Ryan Gosling has said they had watched Singing in the Rain a lot for inspiration while making La La Land.  As it happened, I had watched it a couple of days before I saw La La Land, as my own little tribute to Debbie Reynolds who had passed away.  It offers a clue as to what was lacking in La La Land.  Singing in the Rain had the central romance between Don Lockwood (Gene Kelly) and Cathy Seldon (Debbie Reynolds), but it was set against the transition from silent movies to talkies (a very momentous event in Hollywood history).  It had the other plotline of making then rescuing a movie plus the added drama of Cathy having to secretly dub the sqeaky-voiced prima donna, Lina Lamont, memorably played by Jean Hagen.  There is also the show stopping Make ’Em Laugh number by Donald O’Connor.  

It is probably unfair to compare any film to a masterpiece like Singing in the Rain, but La La Land’s storyline focuses almost completely on Mia and Sebastian's relationship and their respective career decisions and even then Sebastian’s career travails are given more heft than Mia’s which seem more perfunctorily portrayed (that’s me using my feminist voice).  There is a theme running through it about the price of dreams or ambitions but as storylines go, La La Land’s is slight.  There are other characters who help the narrative along but they aren’t really fleshed out.  Examples: Mia has three flatmates but I’m not sure we actually find out their names.  JK Simmonds, who won an Oscar for Damien Chazelle’s previous film Whiplash, makes a cameo appearance as Sebastian’s boss but really the character could have been played by any actor.  With a subplot and some better drawn supporting characters La La Land might have lived up to the hype.

(Similarly Whiplash also centred almost entirely on the two main characters, except it didn’t really matter because the story was basically a contest to the figurative and almost literal death between two obsessive musicians.) 

But just because it doesn’t quite soar doesn’t mean there is nothing to recommend it.  It is lovely, escapist and unashamedly romantic.  Stone and Gosling earn their Oscar nominations (what’s that?
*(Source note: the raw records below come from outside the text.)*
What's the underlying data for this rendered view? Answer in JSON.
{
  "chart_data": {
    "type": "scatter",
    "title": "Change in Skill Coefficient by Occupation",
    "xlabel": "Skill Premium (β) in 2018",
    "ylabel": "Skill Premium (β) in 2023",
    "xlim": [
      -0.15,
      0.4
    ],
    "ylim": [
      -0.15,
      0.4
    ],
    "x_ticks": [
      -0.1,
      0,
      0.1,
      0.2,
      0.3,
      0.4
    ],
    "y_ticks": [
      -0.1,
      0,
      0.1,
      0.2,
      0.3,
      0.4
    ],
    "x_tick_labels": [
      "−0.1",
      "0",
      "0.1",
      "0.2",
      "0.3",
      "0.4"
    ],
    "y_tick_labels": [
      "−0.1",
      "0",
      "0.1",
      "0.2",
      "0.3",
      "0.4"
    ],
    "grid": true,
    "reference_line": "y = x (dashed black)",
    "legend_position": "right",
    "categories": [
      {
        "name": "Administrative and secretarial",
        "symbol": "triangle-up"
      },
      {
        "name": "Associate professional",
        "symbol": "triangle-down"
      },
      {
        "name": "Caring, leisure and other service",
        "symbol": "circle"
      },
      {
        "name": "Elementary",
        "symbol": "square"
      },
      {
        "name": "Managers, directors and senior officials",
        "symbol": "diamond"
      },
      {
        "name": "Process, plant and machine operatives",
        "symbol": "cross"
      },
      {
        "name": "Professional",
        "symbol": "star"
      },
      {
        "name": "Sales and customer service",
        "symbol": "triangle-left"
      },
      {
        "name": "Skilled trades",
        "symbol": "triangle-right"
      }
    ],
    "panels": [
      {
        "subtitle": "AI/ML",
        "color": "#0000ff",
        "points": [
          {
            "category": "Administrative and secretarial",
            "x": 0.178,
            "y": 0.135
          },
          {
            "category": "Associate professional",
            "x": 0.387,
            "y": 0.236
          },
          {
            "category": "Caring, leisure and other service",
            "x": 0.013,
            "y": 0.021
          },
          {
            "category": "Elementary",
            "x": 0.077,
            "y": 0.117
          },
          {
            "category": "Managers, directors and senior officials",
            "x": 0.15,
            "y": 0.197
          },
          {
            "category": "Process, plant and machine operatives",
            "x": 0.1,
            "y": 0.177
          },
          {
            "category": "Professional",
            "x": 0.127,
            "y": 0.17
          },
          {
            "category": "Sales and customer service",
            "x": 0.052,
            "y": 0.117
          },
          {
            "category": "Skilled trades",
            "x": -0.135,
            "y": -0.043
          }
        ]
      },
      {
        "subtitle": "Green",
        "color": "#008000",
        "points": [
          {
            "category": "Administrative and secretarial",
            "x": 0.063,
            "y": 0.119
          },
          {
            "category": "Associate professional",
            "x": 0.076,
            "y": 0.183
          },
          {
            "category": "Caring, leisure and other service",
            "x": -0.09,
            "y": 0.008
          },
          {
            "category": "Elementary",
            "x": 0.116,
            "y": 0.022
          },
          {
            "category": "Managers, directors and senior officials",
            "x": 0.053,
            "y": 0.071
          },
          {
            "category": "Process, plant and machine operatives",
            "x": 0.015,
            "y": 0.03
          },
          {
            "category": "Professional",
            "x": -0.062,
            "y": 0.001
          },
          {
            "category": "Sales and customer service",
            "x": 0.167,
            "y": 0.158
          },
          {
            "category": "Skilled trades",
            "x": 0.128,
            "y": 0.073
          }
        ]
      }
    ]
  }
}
They haven’t been announced?  Consider them both sure things).  As does Damien Chazelle if only for the audacity of making an original movie musical when superhero franchises are clogging the cinemas.  If you don’t like musicals, it won’t convert you but if you don’t mind a bit of song and dance, see it and enjoy.  At the session I went to, some of the audience applauded at the end. Actually I feel like I've shot Bambi for finding fault at all. A smidgen under four stars out of five.